The last time I checked, most humans who shop in grocery stores are inclined to buy fresh produce. So, it matters not what race or ethnic origin a shopper is...just that they are hungry, need groceries and can find a way to pay for them. Simple. It's tough to steal big items. Hopefully this new store won't have a lot of little things that easily fit into a person's pockets!

Take action Now

She Dee are the stores to sell only 1 gallon cans of soup and vegetables and half a cow at a time? Maybe we need to make our punishments fit the crimes. Theft and vandalism: Singapore you get caneing and many countries your hand is cutoff for repeat offenders.
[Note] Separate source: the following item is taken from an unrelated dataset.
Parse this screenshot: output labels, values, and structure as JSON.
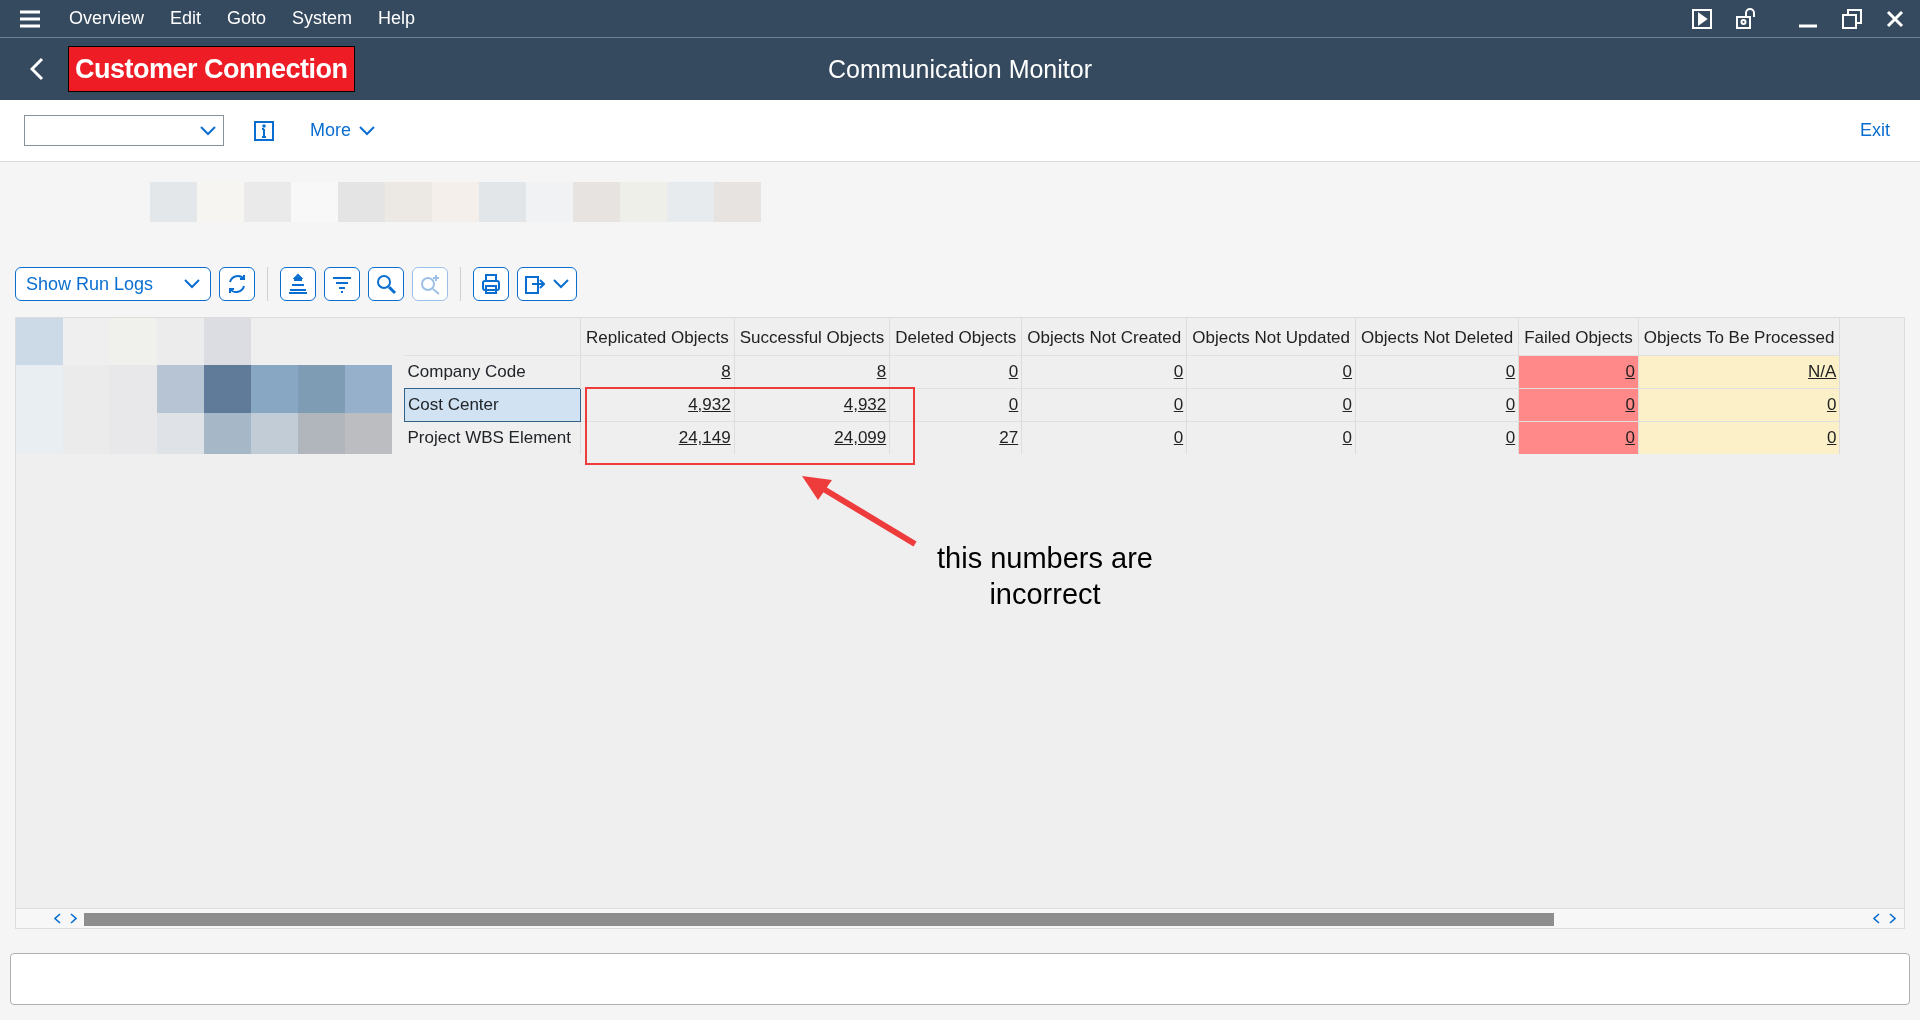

It’s not cruel and unusual punishment- learn history about the Eighth Amendment. When our fore fathers passed it , was because of 18th Century England and their laws. 200 different crimes were subject to hanging : such as being a pick pocket or stealing food. This is what our fore fathers were referring to. Remember you are paying for these crimes- increased charges for food, insurance, court costs , law enforcement. We all pay for people committing crimes, one way or another.

Take action Now

A little more food for thought. The USA has 5% of the world population but, 22% of the world population of people in prisons. We’re doing something wrong about punishment and reforms. 83% of people released from prison commit another crime within 9 years of their release. How about some sympathy for victims and their families of murder, etc ,instead of apathy.


The stores success or failure will balance on the community. They can determine their own fate. Make it work! It's your call.


Good luck with that. Shoplifters shut down the last one. The Albertson's at Chester and Brundage has not made a profit any of its years it's been open.